We know that any number greater than or equal to all the elements of a set is called upper bound. For the interval [0, 1, 2, 3, 4, 5, 6], 6 can be an upper bound. Also, 1, 2, 3, 4, 5, 6 are upper bounds for this set.
A lower is a number which is less than or equal to all the elements of particular set. We can say that for a set [6, 7, 9], 6 be a lower bound.
For a set { 5, 11, 54, 139}, 5 could be a lower bound, but 9 is definitely not. Also, for the set {66}, 66 is lower and upper bound both.

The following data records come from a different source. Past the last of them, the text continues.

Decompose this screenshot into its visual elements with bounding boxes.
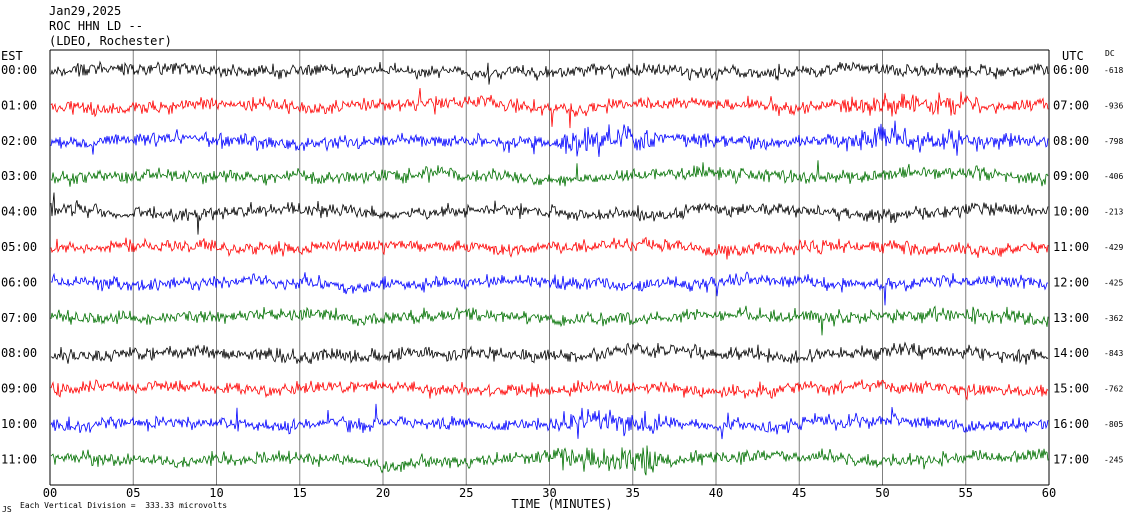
dc-offset-label: -762 xyxy=(1104,385,1123,394)
plot-date: Jan29,2025 xyxy=(49,4,122,18)
utc-hour-label: 11:00 xyxy=(1053,240,1089,254)
dc-offset-label: -213 xyxy=(1104,208,1123,217)
est-hour-label: 04:00 xyxy=(1,205,37,219)
scale-note: Each Vertical Division = 333.33 microvol… xyxy=(20,501,228,510)
dc-offset-label: -843 xyxy=(1104,349,1123,358)
seismic-trace xyxy=(50,379,1049,401)
dc-offset-label: -798 xyxy=(1104,137,1123,146)
utc-hour-label: 06:00 xyxy=(1053,63,1089,77)
est-hour-label: 06:00 xyxy=(1,275,37,289)
x-tick-label: 05 xyxy=(126,486,140,500)
est-hour-label: 08:00 xyxy=(1,346,37,360)
utc-axis-label: UTC xyxy=(1062,49,1084,63)
est-hour-label: 10:00 xyxy=(1,417,37,431)
trace-group xyxy=(50,60,1049,476)
dc-offset-label: -936 xyxy=(1104,101,1123,110)
utc-hour-label: 09:00 xyxy=(1053,169,1089,183)
dc-offset-label: -618 xyxy=(1104,66,1123,75)
utc-hour-label: 16:00 xyxy=(1053,417,1089,431)
plot-station: ROC HHN LD -- xyxy=(49,19,143,33)
est-hour-label: 00:00 xyxy=(1,63,37,77)
utc-hour-label: 17:00 xyxy=(1053,452,1089,466)
est-hour-label: 05:00 xyxy=(1,240,37,254)
x-tick-label: 20 xyxy=(376,486,390,500)
seismic-trace xyxy=(50,305,1049,336)
utc-hour-label: 08:00 xyxy=(1053,134,1089,148)
seismic-trace xyxy=(50,403,1049,440)
utc-hour-label: 12:00 xyxy=(1053,275,1089,289)
est-hour-label: 09:00 xyxy=(1,382,37,396)
dc-offset-label: -406 xyxy=(1104,172,1123,181)
x-tick-label: 15 xyxy=(293,486,307,500)
utc-hour-label: 07:00 xyxy=(1053,98,1089,112)
seismic-trace xyxy=(50,445,1049,476)
est-hour-label: 11:00 xyxy=(1,452,37,466)
x-tick-label: 60 xyxy=(1042,486,1056,500)
x-tick-label: 30 xyxy=(542,486,556,500)
x-tick-label: 00 xyxy=(43,486,57,500)
est-hour-label: 03:00 xyxy=(1,169,37,183)
plot-network: (LDEO, Rochester) xyxy=(49,34,172,48)
utc-hour-label: 10:00 xyxy=(1053,205,1089,219)
dc-axis-label: DC xyxy=(1105,49,1115,58)
seismic-trace xyxy=(50,160,1049,187)
x-tick-label: 45 xyxy=(792,486,806,500)
dc-offset-label: -245 xyxy=(1104,455,1123,464)
utc-hour-label: 13:00 xyxy=(1053,311,1089,325)
seismic-trace xyxy=(50,120,1049,157)
x-axis-title: TIME (MINUTES) xyxy=(511,497,612,511)
seismic-trace xyxy=(50,271,1048,306)
utc-hour-label: 14:00 xyxy=(1053,346,1089,360)
seismic-trace xyxy=(50,87,1049,129)
grid-lines xyxy=(132,50,967,485)
dc-offset-label: -805 xyxy=(1104,420,1123,429)
seismic-trace xyxy=(50,236,1049,260)
corner-mark: JS xyxy=(2,505,12,514)
x-tick-label: 35 xyxy=(626,486,640,500)
axis-labels: EST UTC DC 00:00 06:00 -618 01:00 07:00 -936 02:0… xyxy=(1,49,1123,511)
x-tick-label: 50 xyxy=(875,486,889,500)
seismic-trace xyxy=(50,341,1049,365)
x-tick-label: 40 xyxy=(709,486,723,500)
est-hour-label: 02:00 xyxy=(1,134,37,148)
dc-offset-label: -362 xyxy=(1104,314,1123,323)
x-tick-label: 25 xyxy=(459,486,473,500)
x-tick-label: 10 xyxy=(209,486,223,500)
dc-offset-label: -429 xyxy=(1104,243,1123,252)
x-tick-label: 55 xyxy=(959,486,973,500)
est-axis-label: EST xyxy=(1,49,23,63)
utc-hour-label: 15:00 xyxy=(1053,382,1089,396)
seismic-trace xyxy=(50,60,1049,85)
dc-offset-label: -425 xyxy=(1104,278,1123,287)
plot-frame xyxy=(49,49,1050,486)
est-hour-label: 07:00 xyxy=(1,311,37,325)
est-hour-label: 01:00 xyxy=(1,98,37,112)
seismic-trace xyxy=(50,192,1049,235)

Other numbers would be either a lower or an upper bound for this set.
A lower is a number which is less than or equal to all the elements of particular set. We can say that for a set [6, 7, 9], 6 be a lower bound.
For a set { 5, 11, 54, 139}, 5 could be a lower bound, but 9 is definitely not. Also, for the set {66}, 66 is lower and upper bound both. Other numbers would be either a lower or an upper bound for this set.
A subset of natural numbers must have a lower bound, since natural numbers start from 1. But an infinite subset of natural numbers do not have upper bound. The infinite integer subset could be bounded from above or below, but not both. Similarly, for an infinite subset of rational numbers.